This paper is a generalization of [D. Abramovich and A. Polishchuk [J. Reine Angew. Math. 590, 89–130 (2006; Zbl 1093.14026)], where a “constant” \(t\)-structure on the bounded derived category \(D(X \times S)\) of coherent sheaves on \(X \times S\) was constructed starting with a \(t\)-structure on the category \(D(S)\), for \(X\) and \(S\) smooth and quasiprojective. In this paper, smoothness and quasiprojectivity assumptions are not needed for such a construction. By the way, the paper is not just straightforward generalization of the previous one. In particular the author introduces the induction of a \(t\)-structure by a “nice” functor, which turns out to be a very useful tool in the construction.
Recall that tilting a noetherian \(t\)-structure does not always give a noetherian \(t\)-structure.
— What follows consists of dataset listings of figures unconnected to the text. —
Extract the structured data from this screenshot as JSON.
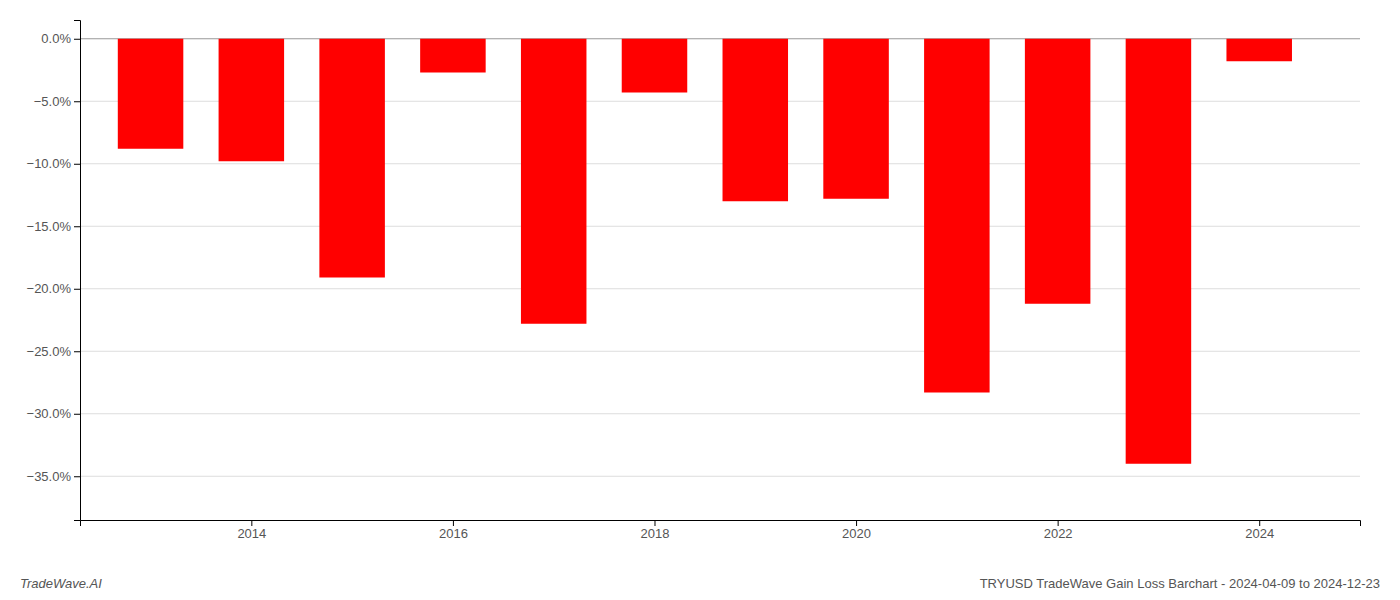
{
  "chart_data": {
    "type": "bar",
    "title": "TRYUSD TradeWave Gain Loss Barchart - 2024-04-09 to 2024-12-23",
    "annotations": [
      "TradeWave.AI"
    ],
    "x": [
      2013,
      2014,
      2015,
      2016,
      2017,
      2018,
      2019,
      2020,
      2021,
      2022,
      2023,
      2024
    ],
    "values": [
      -0.088,
      -0.098,
      -0.191,
      -0.027,
      -0.228,
      -0.043,
      -0.13,
      -0.128,
      -0.283,
      -0.212,
      -0.34,
      -0.018
    ],
    "color": "#ff0000",
    "xlim": [
      2012.3,
      2025.0
    ],
    "xticks": [
      2014,
      2016,
      2018,
      2020,
      2022,
      2024
    ],
    "ylim": [
      -0.385,
      0.015
    ],
    "yticks": [
      {
        "value": 0.0,
        "label": "0.0%"
      },
      {
        "value": -0.05,
        "label": "−5.0%"
      },
      {
        "value": -0.1,
        "label": "−10.0%"
      },
      {
        "value": -0.15,
        "label": "−15.0%"
      },
      {
        "value": -0.2,
        "label": "−20.0%"
      },
      {
        "value": -0.25,
        "label": "−25.0%"
      },
      {
        "value": -0.3,
        "label": "−30.0%"
      },
      {
        "value": -0.35,
        "label": "−35.0%"
      }
    ],
    "grid": true
  }
}
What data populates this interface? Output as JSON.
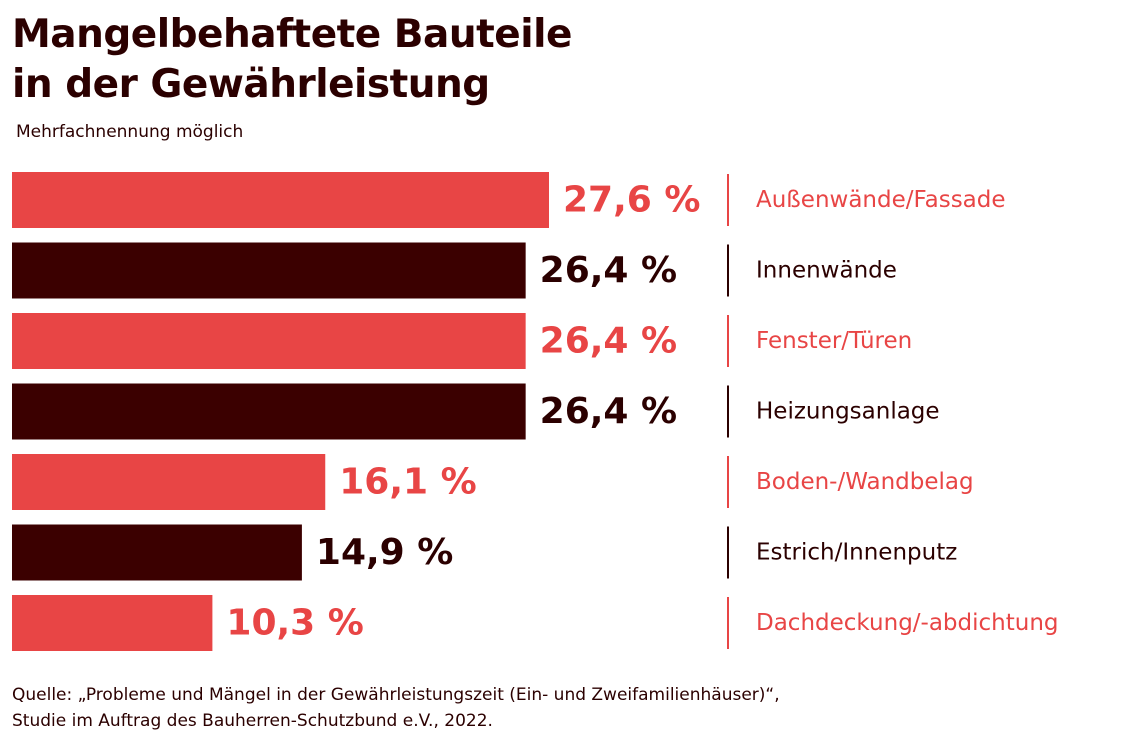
{
  "header": {
    "title_line1": "Mangelbehaftete Bauteile",
    "title_line2": "in der Gewährleistung",
    "subtitle": "Mehrfachnennung möglich"
  },
  "colors": {
    "red": "#e84545",
    "dark": "#3b0000",
    "text": "#2b0000"
  },
  "chart_data": {
    "type": "bar",
    "orientation": "horizontal",
    "categories": [
      "Außenwände/Fassade",
      "Innenwände",
      "Fenster/Türen",
      "Heizungsanlage",
      "Boden-/Wandbelag",
      "Estrich/Innenputz",
      "Dachdeckung/-abdichtung"
    ],
    "values": [
      27.6,
      26.4,
      26.4,
      26.4,
      16.1,
      14.9,
      10.3
    ],
    "value_labels": [
      "27,6 %",
      "26,4 %",
      "26,4 %",
      "26,4 %",
      "16,1 %",
      "14,9 %",
      "10,3 %"
    ],
    "bar_colors": [
      "#e84545",
      "#3b0000",
      "#e84545",
      "#3b0000",
      "#e84545",
      "#3b0000",
      "#e84545"
    ],
    "xlim": [
      0,
      27.6
    ],
    "grid": false,
    "legend": "none"
  },
  "footer": {
    "source_line1": "Quelle: „Probleme und Mängel in der Gewährleistungszeit (Ein- und Zweifamilienhäuser)“,",
    "source_line2": "Studie im Auftrag des Bauherren-Schutzbund e.V., 2022."
  }
}
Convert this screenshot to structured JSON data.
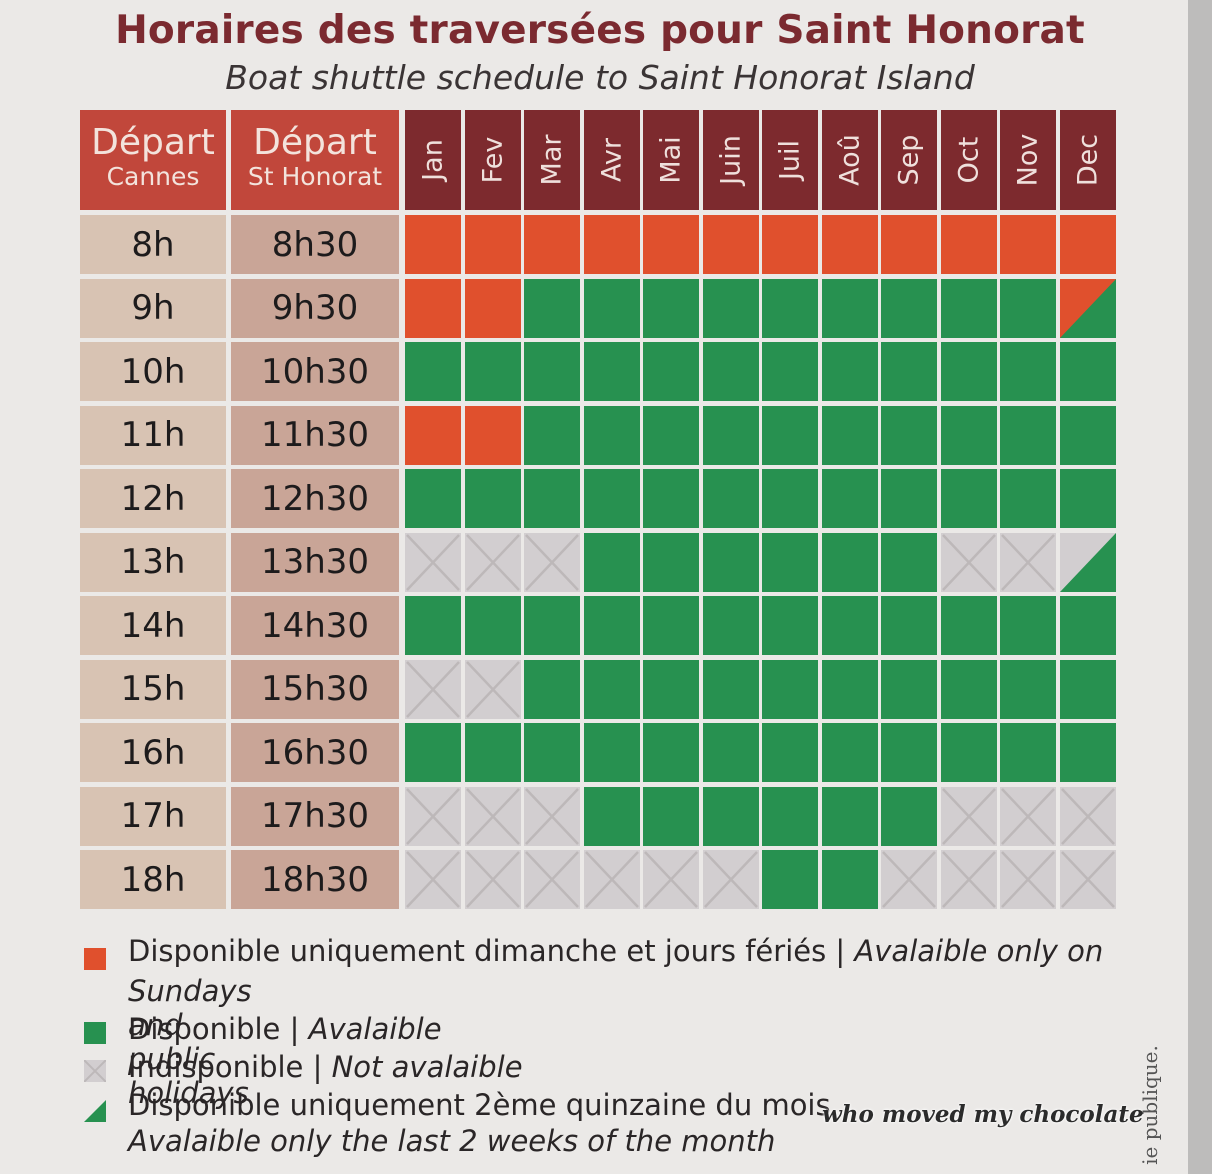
{
  "title": "Horaires des traversées pour Saint Honorat",
  "subtitle": "Boat shuttle schedule to Saint Honorat Island",
  "headers": {
    "cannes": {
      "line1": "Départ",
      "line2": "Cannes"
    },
    "honorat": {
      "line1": "Départ",
      "line2": "St Honorat"
    }
  },
  "months": [
    "Jan",
    "Fev",
    "Mar",
    "Avr",
    "Mai",
    "Juin",
    "Juil",
    "Aoû",
    "Sep",
    "Oct",
    "Nov",
    "Dec"
  ],
  "rows": [
    {
      "cannes": "8h",
      "honorat": "8h30",
      "status": [
        "S",
        "S",
        "S",
        "S",
        "S",
        "S",
        "S",
        "S",
        "S",
        "S",
        "S",
        "S"
      ]
    },
    {
      "cannes": "9h",
      "honorat": "9h30",
      "status": [
        "S",
        "S",
        "A",
        "A",
        "A",
        "A",
        "A",
        "A",
        "A",
        "A",
        "A",
        "SH"
      ]
    },
    {
      "cannes": "10h",
      "honorat": "10h30",
      "status": [
        "A",
        "A",
        "A",
        "A",
        "A",
        "A",
        "A",
        "A",
        "A",
        "A",
        "A",
        "A"
      ]
    },
    {
      "cannes": "11h",
      "honorat": "11h30",
      "status": [
        "S",
        "S",
        "A",
        "A",
        "A",
        "A",
        "A",
        "A",
        "A",
        "A",
        "A",
        "A"
      ]
    },
    {
      "cannes": "12h",
      "honorat": "12h30",
      "status": [
        "A",
        "A",
        "A",
        "A",
        "A",
        "A",
        "A",
        "A",
        "A",
        "A",
        "A",
        "A"
      ]
    },
    {
      "cannes": "13h",
      "honorat": "13h30",
      "status": [
        "N",
        "N",
        "N",
        "A",
        "A",
        "A",
        "A",
        "A",
        "A",
        "N",
        "N",
        "H"
      ]
    },
    {
      "cannes": "14h",
      "honorat": "14h30",
      "status": [
        "A",
        "A",
        "A",
        "A",
        "A",
        "A",
        "A",
        "A",
        "A",
        "A",
        "A",
        "A"
      ]
    },
    {
      "cannes": "15h",
      "honorat": "15h30",
      "status": [
        "N",
        "N",
        "A",
        "A",
        "A",
        "A",
        "A",
        "A",
        "A",
        "A",
        "A",
        "A"
      ]
    },
    {
      "cannes": "16h",
      "honorat": "16h30",
      "status": [
        "A",
        "A",
        "A",
        "A",
        "A",
        "A",
        "A",
        "A",
        "A",
        "A",
        "A",
        "A"
      ]
    },
    {
      "cannes": "17h",
      "honorat": "17h30",
      "status": [
        "N",
        "N",
        "N",
        "A",
        "A",
        "A",
        "A",
        "A",
        "A",
        "N",
        "N",
        "N"
      ]
    },
    {
      "cannes": "18h",
      "honorat": "18h30",
      "status": [
        "N",
        "N",
        "N",
        "N",
        "N",
        "N",
        "A",
        "A",
        "N",
        "N",
        "N",
        "N"
      ]
    }
  ],
  "colors": {
    "sunday": "#e0502d",
    "available": "#279150",
    "unavailable": "#d2ced0",
    "cross": "#bdb8b9"
  },
  "legend": {
    "sunday_fr": "Disponible uniquement dimanche et jours fériés | ",
    "sunday_en_a": "Avalaible only on",
    "sunday_en_b": "Sundays and public holidays",
    "avail_fr": "Disponible | ",
    "avail_en": "Avalaible",
    "unavail_fr": "Indisponible | ",
    "unavail_en": "Not avalaible",
    "half_fr": "Disponible uniquement 2ème quinzaine du mois",
    "half_en": "Avalaible only the last 2 weeks of the month"
  },
  "watermark": "who moved my chocolate",
  "side_text": "ie publique."
}
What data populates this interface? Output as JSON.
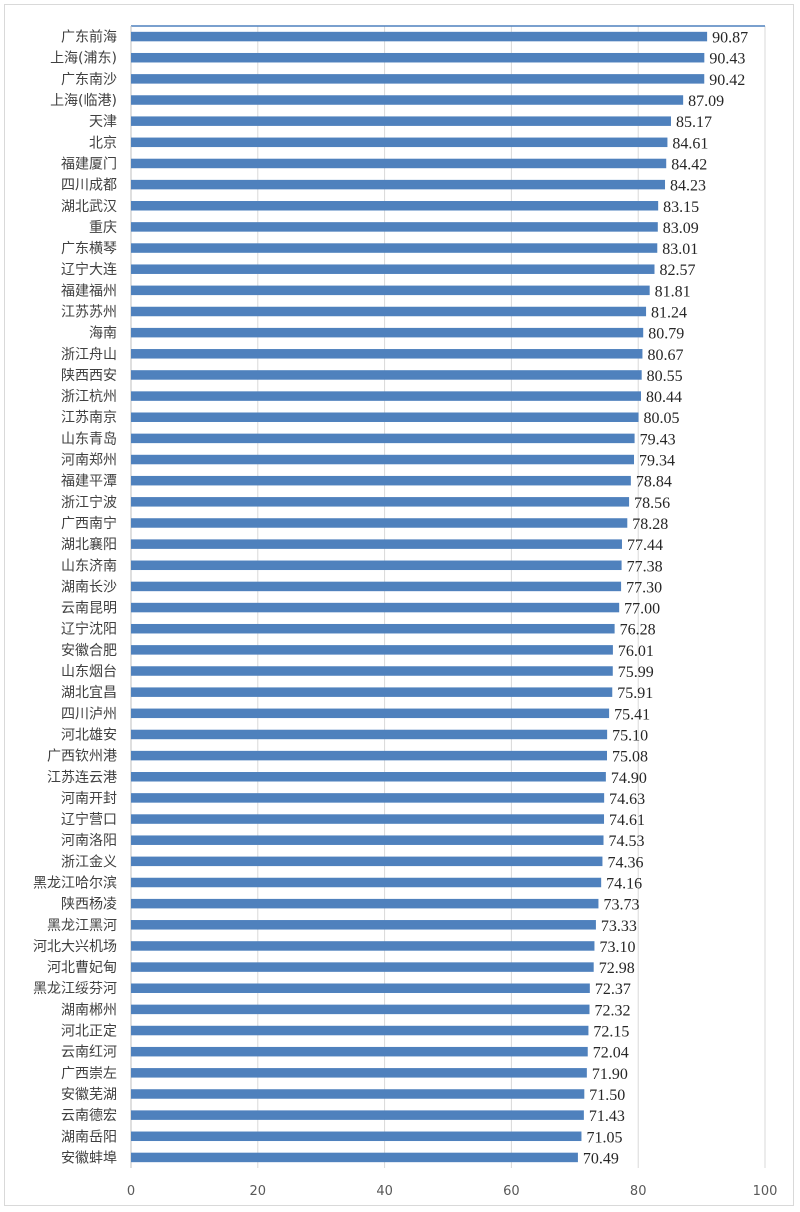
{
  "chart_data": {
    "type": "bar",
    "orientation": "horizontal",
    "title": "",
    "xlabel": "",
    "ylabel": "",
    "xlim": [
      0,
      100
    ],
    "x_ticks": [
      0,
      20,
      40,
      60,
      80,
      100
    ],
    "grid": "vertical",
    "legend": "none",
    "bar_color": "#4f81bd",
    "categories": [
      "广东前海",
      "上海(浦东)",
      "广东南沙",
      "上海(临港)",
      "天津",
      "北京",
      "福建厦门",
      "四川成都",
      "湖北武汉",
      "重庆",
      "广东横琴",
      "辽宁大连",
      "福建福州",
      "江苏苏州",
      "海南",
      "浙江舟山",
      "陕西西安",
      "浙江杭州",
      "江苏南京",
      "山东青岛",
      "河南郑州",
      "福建平潭",
      "浙江宁波",
      "广西南宁",
      "湖北襄阳",
      "山东济南",
      "湖南长沙",
      "云南昆明",
      "辽宁沈阳",
      "安徽合肥",
      "山东烟台",
      "湖北宜昌",
      "四川泸州",
      "河北雄安",
      "广西钦州港",
      "江苏连云港",
      "河南开封",
      "辽宁营口",
      "河南洛阳",
      "浙江金义",
      "黑龙江哈尔滨",
      "陕西杨凌",
      "黑龙江黑河",
      "河北大兴机场",
      "河北曹妃甸",
      "黑龙江绥芬河",
      "湖南郴州",
      "河北正定",
      "云南红河",
      "广西崇左",
      "安徽芜湖",
      "云南德宏",
      "湖南岳阳",
      "安徽蚌埠"
    ],
    "values": [
      90.87,
      90.43,
      90.42,
      87.09,
      85.17,
      84.61,
      84.42,
      84.23,
      83.15,
      83.09,
      83.01,
      82.57,
      81.81,
      81.24,
      80.79,
      80.67,
      80.55,
      80.44,
      80.05,
      79.43,
      79.34,
      78.84,
      78.56,
      78.28,
      77.44,
      77.38,
      77.3,
      77.0,
      76.28,
      76.01,
      75.99,
      75.91,
      75.41,
      75.1,
      75.08,
      74.9,
      74.63,
      74.61,
      74.53,
      74.36,
      74.16,
      73.73,
      73.33,
      73.1,
      72.98,
      72.37,
      72.32,
      72.15,
      72.04,
      71.9,
      71.5,
      71.43,
      71.05,
      70.49
    ],
    "value_labels": [
      "90.87",
      "90.43",
      "90.42",
      "87.09",
      "85.17",
      "84.61",
      "84.42",
      "84.23",
      "83.15",
      "83.09",
      "83.01",
      "82.57",
      "81.81",
      "81.24",
      "80.79",
      "80.67",
      "80.55",
      "80.44",
      "80.05",
      "79.43",
      "79.34",
      "78.84",
      "78.56",
      "78.28",
      "77.44",
      "77.38",
      "77.30",
      "77.00",
      "76.28",
      "76.01",
      "75.99",
      "75.91",
      "75.41",
      "75.10",
      "75.08",
      "74.90",
      "74.63",
      "74.61",
      "74.53",
      "74.36",
      "74.16",
      "73.73",
      "73.33",
      "73.10",
      "72.98",
      "72.37",
      "72.32",
      "72.15",
      "72.04",
      "71.90",
      "71.50",
      "71.43",
      "71.05",
      "70.49"
    ]
  }
}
The author then defines close to noetherian \(t\)-structures and shows how to get such a \(t\)-structure extending a close to noetherian pre-aisle. This allows him to perform the construction of constant \(t\)-structures in this case. An important issue for the construction of the constant \(t\)-structure is the induction of \(t\)-structures by “nice” functors. With this in mind, consider a finite Tor-dimension finite morphism \(f:X \to Y\), construct a \(t\)-structure on the unbounded derived category \(D_{qc}(X)\) of quasicoherent sheaf and push it forward to \(D_{qc}(Y)\) to get by restriction to the bounded derived category \(D(Y)\) a \(t\)-structure.
As application, the author shows that every bounded nondegenerate \(t\)-structure on \(D(X)\) with noetherian heart is invariant under the action of a connected group of autoequivalences of \(D(X)\). If we define local \(t\)-structures to be those for which there exist compatible \(t\)-structure on \(D(U)\) for any open \(U\) of \(X\), then the author shows that if \(X\) is smooth any such \(t\)-structure is a perverse \(t\)-structure as defined in R. Bezrukavnikov [Perverse coherent sheaves (after Deligne), preprint 2000, math.AG/0005152].